I figured out the coincidence: They were all Presidents! Got ya.
I thought the Tecumseh curse had to do with chainsaws. No, that wasn’t it; the curse was having to listen to people argue about superstitions all the way up to the 21st century!
C’mon people. We are talking about a curse. If the President talked about it, he would get lambasted in the press for being a kook and talking about superstitions. It’s on the level of a President’s wife consulting a psychic. LOL!
I heard an interesting piece on NPR last week, that said that Alexander Graham Bell had an invention (a metal detector) that could be used to find bullets in bodies. He had been trying it out in Veteran’s homes on Civil War vets, with much success. He would pass it over the body, and it would hum when it detected metal. Voila! The Bullet wasfound, and could be removed. So he came to DC,with much fanfare and hullabaloo, and used it on Garfield. It hummed over his entire body. Big failure. Later it turned out that Garfield was on an early metal spring mattress, and the springs were setting off the detector. But no one realized it until after he was dead.
I read that astrologers said that the reason for these deaths was becasue every 20 years (give or take) Jupiter and Saturn conjoined.
So are there conjunct this year also?
Ah, it was pretty neat early in the morning around the end of May. They were only about one degree apart.

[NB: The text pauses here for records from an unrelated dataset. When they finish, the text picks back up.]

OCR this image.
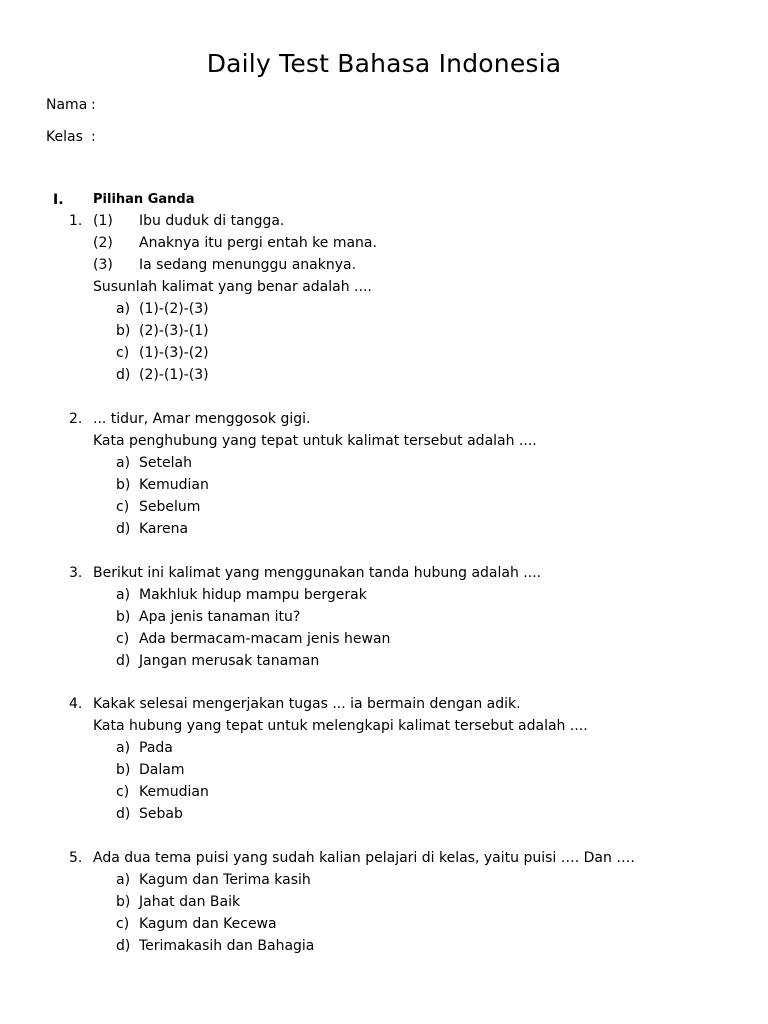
Daily Test Bahasa Indonesia
Nama :
Kelas :
I. Pilihan Ganda
1. (1) Ibu duduk di tangga.
(2) Anaknya itu pergi entah ke mana.
(3) Ia sedang menunggu anaknya.
Susunlah kalimat yang benar adalah ....
a) (1)-(2)-(3)
b) (2)-(3)-(1)
c) (1)-(3)-(2)
d) (2)-(1)-(3)
2. ... tidur, Amar menggosok gigi.
Kata penghubung yang tepat untuk kalimat tersebut adalah ....
a) Setelah
b) Kemudian
c) Sebelum
d) Karena
3. Berikut ini kalimat yang menggunakan tanda hubung adalah ....
a) Makhluk hidup mampu bergerak
b) Apa jenis tanaman itu?
c) Ada bermacam-macam jenis hewan
d) Jangan merusak tanaman
4. Kakak selesai mengerjakan tugas ... ia bermain dengan adik.
Kata hubung yang tepat untuk melengkapi kalimat tersebut adalah ....
a) Pada
b) Dalam
c) Kemudian
d) Sebab
5. Ada dua tema puisi yang sudah kalian pelajari di kelas, yaitu puisi …. Dan ….
a) Kagum dan Terima kasih
b) Jahat dan Baik
c) Kagum dan Kecewa
d) Terimakasih dan Bahagia
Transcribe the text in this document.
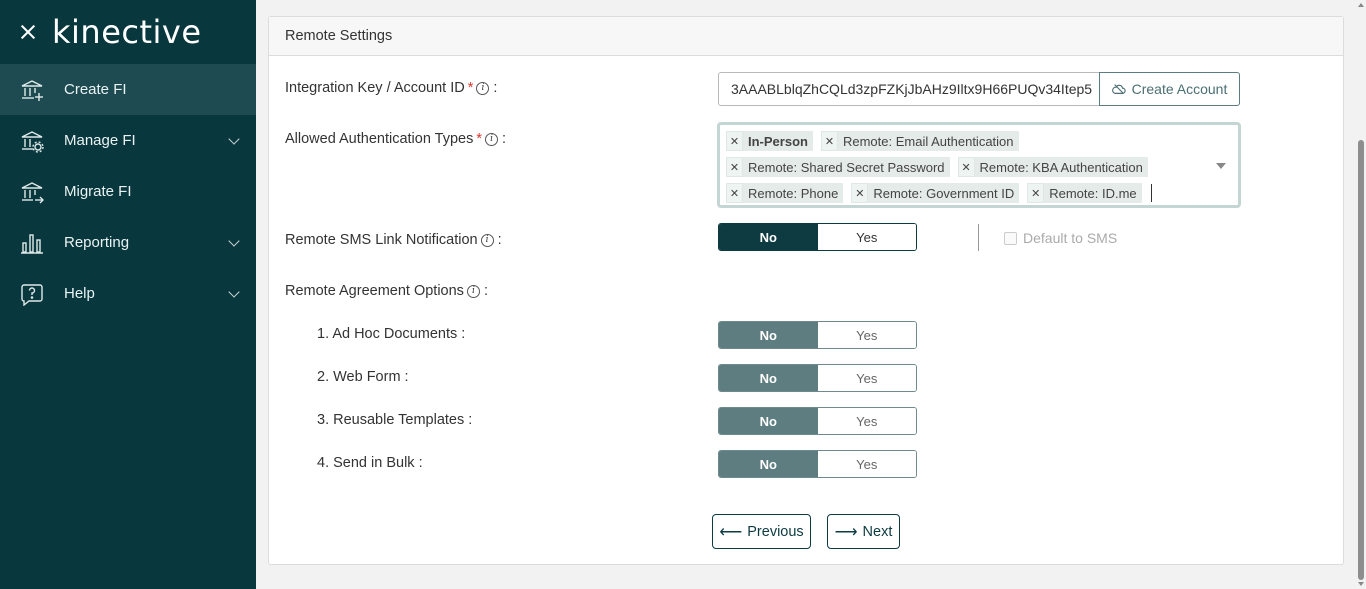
kinective
Create FI
Manage FI
Migrate FI
Reporting
Help
Remote Settings
Integration Key / Account ID * i :	3AAABLblqZhCQLd3zpFZKjJbAHz9Iltx9H66PUQv34Itep5	Create Account
Allowed Authentication Types * i :	✕ In-Person	✕ Remote: Email Authentication
✕ Remote: Shared Secret Password	✕ Remote: KBA Authentication
✕ Remote: Phone	✕ Remote: Government ID	✕ Remote: ID.me
Remote SMS Link Notification i :	No	Yes	Default to SMS
Remote Agreement Options i :
1. Ad Hoc Documents :	No	Yes
2. Web Form :	No	Yes
3. Reusable Templates :	No	Yes
4. Send in Bulk :	No	Yes
⟵ Previous ⟶ Next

They’ve been moving apart but will move slightly back together. They’re a nice impressive sight with the bright stars of the “winter constellations” in the early morning now. They will be fairly close together, high in the early evening sky this winter.
If the curse does come around again, we should be prepared. Who would you prefer, Pres. Cheney or Pres. Lieberman? Frankly, both possibilites make me shudder. Maybe we’ll get lucky, and Clinton will drop dead of a massive Big Mac-induced coronary, or Air Force One will crash in the Atlantic while on yet another Mideast peace mission (heh, heh).
While we are talking about coincidences that can be made to look important:
Number of presidents who first reached the office by election (this excludes successions-by-death and Gerald Ford): 32
Of those, the number with birthdays between 4/29 and 12/27 (almost 8 months): 17 (53%)
Of those 17, the number successfully reelected: 2 (12%)
Of the 32, the number with birthdays between 12/28 and 4/28 (4 months): 15 (47%)
Of those 15, the number successfully reelected: 13 (87%)
What does this mean? Well, the Christian Power Months (Christmas through Easter) produce particularly strong leaders. These four months (1/3 of the total) have produced almost half(!) of the people we’ve elected president. Further, those elected from those four months prove to be such strong leaders they were almost all reelected (the weak proved to be James Buchanan and William Harrison, Grover Cleveland was weak but redeemed himself).
Conversely, those born during the Christian Hibernation Months have proven to be weak. Even though they are given 2/3 of the year they have only produced half of the presidents, none with much success.
This proves that the power of God is greater than the power of Satan. Hallelujah Lord!!
Oh yeah, who were the two Satan spawn that managed to get reelected? Dwight Eisenhower and (surprise!) Bill Clinton.